Background information
- Also known as: Jean Karakos, Busy P
- Born: Jean Georgakarakos 26 June 1940 Malestroit, Brittany, France
- Origin: France
- Died: 22 January 2017 (aged 76) Paris
- Occupations: producer, manager
- Labels: Celluloid Records, BYG Records, Distance

= Jean Georgakarakos =

French music producer and executive (1940–2017)

Jean Georgakarakos (aka Jean Karakos; 26 June 1940 - 22 January 2017) was a French music producer, record label owner, and artist manager.

==Biography==
In 1960, he created the label Star Success and in 1964, followed this with a second label Joc. Around the same time he began importing albums from the United States which he sold in his network of record stores in France, Pop Shop, in cities such as Paris, Lyon, Grenoble, Aix-en-Provence.

In 1967, along with Jean-Luc Young and Fernand Boruso, he formed jazz record label BYG Records, which collapsed in the mid-1970s. Georgakarakos also produced albums such as Sonny Sharrock's Monkie-Pockie Boo, and some Art Ensemble of Chicago, Archie Shepp, Don Cherry Magma and Gong material. In 1969 he organised the Festival d'Amougies with Jean-Luc Young featuring Frank Zappa as master of ceremonies and artists like Sam Apple Pie, Soft Machine, Blossom Toes, Caravan, The Nice, Pink Floyd, Archie Shepp, Captain Beefheart, Martin Circus, Ame Son, Cruciferius, We Free, Gong, Burton Greene, Ten Years After, Sunny Murray, Alexis Korner, Colosseum and the Art Ensemble of Chicago.

In 1976 he founded Celluloid Records in New York City, and produced a series of eclectic and ground-breaking releases, particularly in the early to late 1980s, largely under the auspices of de facto in-house producer Bill Laswell. In 1982 he organised the tour, New York City Rap.

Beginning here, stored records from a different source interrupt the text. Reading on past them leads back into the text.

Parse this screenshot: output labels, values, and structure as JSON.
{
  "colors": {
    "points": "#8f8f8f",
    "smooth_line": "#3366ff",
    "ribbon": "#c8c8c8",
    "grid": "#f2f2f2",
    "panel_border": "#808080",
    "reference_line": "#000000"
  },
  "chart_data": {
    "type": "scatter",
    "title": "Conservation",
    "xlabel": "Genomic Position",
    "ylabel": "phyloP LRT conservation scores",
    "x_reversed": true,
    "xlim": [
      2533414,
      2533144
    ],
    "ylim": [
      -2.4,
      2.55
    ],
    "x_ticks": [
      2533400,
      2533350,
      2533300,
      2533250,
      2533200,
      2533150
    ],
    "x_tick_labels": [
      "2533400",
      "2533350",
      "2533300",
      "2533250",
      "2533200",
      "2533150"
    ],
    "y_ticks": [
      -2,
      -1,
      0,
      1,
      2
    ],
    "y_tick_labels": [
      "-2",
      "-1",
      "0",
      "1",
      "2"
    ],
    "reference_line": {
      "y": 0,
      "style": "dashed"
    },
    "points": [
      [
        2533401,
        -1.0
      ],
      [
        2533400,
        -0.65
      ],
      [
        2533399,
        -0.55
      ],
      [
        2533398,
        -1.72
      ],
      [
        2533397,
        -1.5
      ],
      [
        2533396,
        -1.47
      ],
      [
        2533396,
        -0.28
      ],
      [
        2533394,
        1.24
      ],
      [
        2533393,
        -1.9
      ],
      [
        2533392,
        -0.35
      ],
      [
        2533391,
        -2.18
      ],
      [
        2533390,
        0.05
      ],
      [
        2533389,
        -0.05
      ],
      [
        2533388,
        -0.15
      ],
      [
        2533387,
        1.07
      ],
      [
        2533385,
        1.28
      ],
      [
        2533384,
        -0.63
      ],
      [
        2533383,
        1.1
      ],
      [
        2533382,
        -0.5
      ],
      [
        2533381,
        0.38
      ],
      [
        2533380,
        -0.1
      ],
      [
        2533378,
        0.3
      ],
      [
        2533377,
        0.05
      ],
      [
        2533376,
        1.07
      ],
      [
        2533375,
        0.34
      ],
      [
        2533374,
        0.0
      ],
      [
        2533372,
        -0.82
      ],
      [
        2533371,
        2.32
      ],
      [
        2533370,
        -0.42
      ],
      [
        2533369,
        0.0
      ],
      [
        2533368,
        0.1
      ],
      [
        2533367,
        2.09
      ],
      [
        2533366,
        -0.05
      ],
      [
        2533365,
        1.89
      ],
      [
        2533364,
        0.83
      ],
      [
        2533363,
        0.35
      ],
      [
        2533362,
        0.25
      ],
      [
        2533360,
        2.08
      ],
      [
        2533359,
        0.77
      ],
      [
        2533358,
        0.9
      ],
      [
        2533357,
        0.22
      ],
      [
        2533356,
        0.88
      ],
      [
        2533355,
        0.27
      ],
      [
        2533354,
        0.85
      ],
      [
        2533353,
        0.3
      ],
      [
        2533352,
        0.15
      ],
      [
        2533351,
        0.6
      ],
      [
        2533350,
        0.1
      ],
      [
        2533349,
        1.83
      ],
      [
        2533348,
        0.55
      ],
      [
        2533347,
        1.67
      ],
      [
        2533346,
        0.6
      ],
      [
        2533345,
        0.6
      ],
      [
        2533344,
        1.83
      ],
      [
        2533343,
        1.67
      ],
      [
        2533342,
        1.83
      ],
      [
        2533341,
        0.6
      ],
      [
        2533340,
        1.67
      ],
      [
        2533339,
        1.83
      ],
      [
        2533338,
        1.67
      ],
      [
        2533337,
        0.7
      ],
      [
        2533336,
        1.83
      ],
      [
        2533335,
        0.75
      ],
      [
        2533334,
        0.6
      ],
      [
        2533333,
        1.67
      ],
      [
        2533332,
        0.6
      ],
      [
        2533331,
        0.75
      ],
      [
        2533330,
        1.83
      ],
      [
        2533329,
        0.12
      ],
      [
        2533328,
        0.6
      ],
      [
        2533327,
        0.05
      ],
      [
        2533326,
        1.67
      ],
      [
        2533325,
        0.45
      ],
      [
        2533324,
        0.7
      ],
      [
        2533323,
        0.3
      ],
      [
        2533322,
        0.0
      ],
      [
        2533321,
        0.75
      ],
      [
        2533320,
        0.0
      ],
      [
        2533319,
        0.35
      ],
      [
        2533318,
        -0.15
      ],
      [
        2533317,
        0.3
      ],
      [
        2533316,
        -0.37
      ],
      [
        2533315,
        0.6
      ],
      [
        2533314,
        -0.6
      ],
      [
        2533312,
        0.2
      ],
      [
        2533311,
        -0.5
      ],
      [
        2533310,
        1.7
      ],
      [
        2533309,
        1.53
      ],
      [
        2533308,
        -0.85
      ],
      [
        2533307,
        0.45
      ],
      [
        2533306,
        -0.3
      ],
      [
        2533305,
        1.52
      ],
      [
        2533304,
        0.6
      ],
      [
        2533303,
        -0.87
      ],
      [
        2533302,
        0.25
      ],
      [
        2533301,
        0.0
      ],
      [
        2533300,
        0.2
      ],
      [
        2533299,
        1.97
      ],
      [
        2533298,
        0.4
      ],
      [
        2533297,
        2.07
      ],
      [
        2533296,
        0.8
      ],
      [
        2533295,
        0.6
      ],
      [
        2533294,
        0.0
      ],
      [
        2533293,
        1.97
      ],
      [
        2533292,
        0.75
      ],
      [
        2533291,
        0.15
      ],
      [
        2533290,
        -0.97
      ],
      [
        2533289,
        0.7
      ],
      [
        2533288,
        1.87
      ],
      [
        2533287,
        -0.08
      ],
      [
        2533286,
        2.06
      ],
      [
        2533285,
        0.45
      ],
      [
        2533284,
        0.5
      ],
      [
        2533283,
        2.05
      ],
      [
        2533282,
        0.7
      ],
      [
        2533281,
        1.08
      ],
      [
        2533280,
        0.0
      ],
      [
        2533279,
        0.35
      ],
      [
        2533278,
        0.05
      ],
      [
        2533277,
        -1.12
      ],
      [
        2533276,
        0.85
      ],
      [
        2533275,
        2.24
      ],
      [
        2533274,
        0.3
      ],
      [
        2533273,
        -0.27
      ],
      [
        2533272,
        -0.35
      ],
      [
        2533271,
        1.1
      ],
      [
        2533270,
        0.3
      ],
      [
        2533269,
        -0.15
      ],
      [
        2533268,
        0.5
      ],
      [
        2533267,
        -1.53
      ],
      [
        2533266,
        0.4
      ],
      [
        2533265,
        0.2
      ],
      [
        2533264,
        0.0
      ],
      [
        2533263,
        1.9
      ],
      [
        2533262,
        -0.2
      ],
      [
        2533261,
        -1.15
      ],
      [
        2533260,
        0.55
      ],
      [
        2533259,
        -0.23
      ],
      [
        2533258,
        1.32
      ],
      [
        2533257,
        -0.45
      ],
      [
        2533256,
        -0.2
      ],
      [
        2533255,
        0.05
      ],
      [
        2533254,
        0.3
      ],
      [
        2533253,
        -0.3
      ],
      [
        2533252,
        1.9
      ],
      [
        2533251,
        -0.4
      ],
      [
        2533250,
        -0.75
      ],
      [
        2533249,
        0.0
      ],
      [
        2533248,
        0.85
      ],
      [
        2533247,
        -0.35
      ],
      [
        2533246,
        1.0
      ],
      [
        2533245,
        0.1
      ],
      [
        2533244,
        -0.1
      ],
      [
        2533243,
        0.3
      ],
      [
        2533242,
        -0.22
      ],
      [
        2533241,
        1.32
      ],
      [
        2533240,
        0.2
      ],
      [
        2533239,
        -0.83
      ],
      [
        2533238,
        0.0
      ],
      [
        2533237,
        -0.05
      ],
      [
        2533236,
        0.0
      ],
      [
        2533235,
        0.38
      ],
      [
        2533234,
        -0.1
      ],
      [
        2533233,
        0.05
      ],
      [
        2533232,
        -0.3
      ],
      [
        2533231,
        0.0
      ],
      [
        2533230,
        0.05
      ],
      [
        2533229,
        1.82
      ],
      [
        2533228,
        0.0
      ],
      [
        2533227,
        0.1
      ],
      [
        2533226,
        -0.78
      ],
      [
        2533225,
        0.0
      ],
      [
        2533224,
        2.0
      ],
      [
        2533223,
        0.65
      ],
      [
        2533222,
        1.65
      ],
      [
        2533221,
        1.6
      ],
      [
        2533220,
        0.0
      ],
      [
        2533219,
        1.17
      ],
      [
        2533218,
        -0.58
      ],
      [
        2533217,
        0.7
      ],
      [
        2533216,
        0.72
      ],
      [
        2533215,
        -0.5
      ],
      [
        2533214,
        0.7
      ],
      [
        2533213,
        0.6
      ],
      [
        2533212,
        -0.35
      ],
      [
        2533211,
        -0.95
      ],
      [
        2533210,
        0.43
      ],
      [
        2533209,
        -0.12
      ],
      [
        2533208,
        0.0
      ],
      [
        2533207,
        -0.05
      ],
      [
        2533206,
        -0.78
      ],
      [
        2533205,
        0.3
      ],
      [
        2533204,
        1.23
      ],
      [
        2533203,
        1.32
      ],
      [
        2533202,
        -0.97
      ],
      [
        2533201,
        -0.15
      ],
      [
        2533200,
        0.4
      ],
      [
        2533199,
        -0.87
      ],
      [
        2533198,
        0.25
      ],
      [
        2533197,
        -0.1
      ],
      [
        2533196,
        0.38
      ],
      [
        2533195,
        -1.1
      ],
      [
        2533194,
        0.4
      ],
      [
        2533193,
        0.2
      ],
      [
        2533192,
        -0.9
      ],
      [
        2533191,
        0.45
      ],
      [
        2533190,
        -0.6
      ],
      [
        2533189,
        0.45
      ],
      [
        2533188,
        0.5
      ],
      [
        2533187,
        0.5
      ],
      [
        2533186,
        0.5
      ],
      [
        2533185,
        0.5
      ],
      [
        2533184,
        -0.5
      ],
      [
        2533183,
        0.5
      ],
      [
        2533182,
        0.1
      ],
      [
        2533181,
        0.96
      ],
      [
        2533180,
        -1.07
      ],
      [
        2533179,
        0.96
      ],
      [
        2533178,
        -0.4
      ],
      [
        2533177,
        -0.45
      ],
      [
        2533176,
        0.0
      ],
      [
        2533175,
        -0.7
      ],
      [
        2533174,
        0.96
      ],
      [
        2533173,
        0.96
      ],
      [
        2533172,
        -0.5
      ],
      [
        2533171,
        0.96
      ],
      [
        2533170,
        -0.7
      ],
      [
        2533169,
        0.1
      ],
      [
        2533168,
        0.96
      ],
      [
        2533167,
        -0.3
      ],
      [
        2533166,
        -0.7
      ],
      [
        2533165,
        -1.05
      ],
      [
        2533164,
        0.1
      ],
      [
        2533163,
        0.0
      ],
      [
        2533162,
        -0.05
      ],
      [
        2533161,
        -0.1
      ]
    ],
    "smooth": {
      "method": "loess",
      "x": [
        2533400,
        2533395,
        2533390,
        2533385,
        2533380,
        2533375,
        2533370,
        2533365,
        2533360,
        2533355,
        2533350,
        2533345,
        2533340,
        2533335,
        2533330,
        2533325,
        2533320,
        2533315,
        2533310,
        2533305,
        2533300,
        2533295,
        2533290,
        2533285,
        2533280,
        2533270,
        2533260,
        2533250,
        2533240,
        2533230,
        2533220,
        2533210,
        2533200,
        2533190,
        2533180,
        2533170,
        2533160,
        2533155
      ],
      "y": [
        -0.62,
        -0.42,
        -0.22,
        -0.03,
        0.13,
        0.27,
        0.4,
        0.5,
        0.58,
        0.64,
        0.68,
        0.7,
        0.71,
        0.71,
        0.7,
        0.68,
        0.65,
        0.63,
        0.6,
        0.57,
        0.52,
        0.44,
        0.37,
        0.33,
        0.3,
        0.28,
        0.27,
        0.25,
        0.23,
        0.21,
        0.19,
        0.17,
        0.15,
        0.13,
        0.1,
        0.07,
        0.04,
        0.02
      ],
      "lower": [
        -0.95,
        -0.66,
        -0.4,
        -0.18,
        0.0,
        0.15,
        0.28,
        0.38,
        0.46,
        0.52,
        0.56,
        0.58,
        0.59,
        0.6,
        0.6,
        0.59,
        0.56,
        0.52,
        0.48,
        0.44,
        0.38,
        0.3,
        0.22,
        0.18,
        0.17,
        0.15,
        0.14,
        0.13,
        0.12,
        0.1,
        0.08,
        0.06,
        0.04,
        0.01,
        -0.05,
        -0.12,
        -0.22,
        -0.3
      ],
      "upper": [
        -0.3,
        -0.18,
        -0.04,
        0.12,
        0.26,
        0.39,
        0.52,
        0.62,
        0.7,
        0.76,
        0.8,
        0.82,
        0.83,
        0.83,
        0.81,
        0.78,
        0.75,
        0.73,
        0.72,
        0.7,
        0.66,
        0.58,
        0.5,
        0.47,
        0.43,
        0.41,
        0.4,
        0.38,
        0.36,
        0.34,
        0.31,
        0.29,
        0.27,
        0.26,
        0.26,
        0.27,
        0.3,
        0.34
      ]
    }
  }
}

In 1989, Georgakarakos having returned to Paris, produced in partnership with film director, Olivier Lorsac, the zouk/Brazilian music influenced, Kaoma band which consisted of ex-Celluloid recording artists from Toure Kunda and the main group to musically represent the repertoire of the lambada dance music explosion in Europe during that same year. Originally intended for Celluloid's Brazilian division, the lambada music compilation and video was eventually released on CBS Records worldwide, reaching no. 1 on top of the pop music charts in Europe.

Facing the worldwide success of the hit, and the necessities of its management, Georgakarakos sold in debt Celluloid to American businessman John Matarazzo for a symbolic dollar. Matarazzo was to repay Celluloid's debt to French Bank Société Générale, which had mortgaged the whole recording, publishing and branding catalogue. As he failed to do so, Societe Generale got back its rights over the catalogue and sold it back to Georgakarakos and his associates of Adageo in 1994.

In 1995, he created the dance label Distance. He also co-founded Musisoft Next which operated from 1997 until 2005. This company merged with Sonodisc in 1998 and was responsible for launching many labels.

He died in Paris on 22 January 2017 and is buried in the Saint-Ouen Cemetery.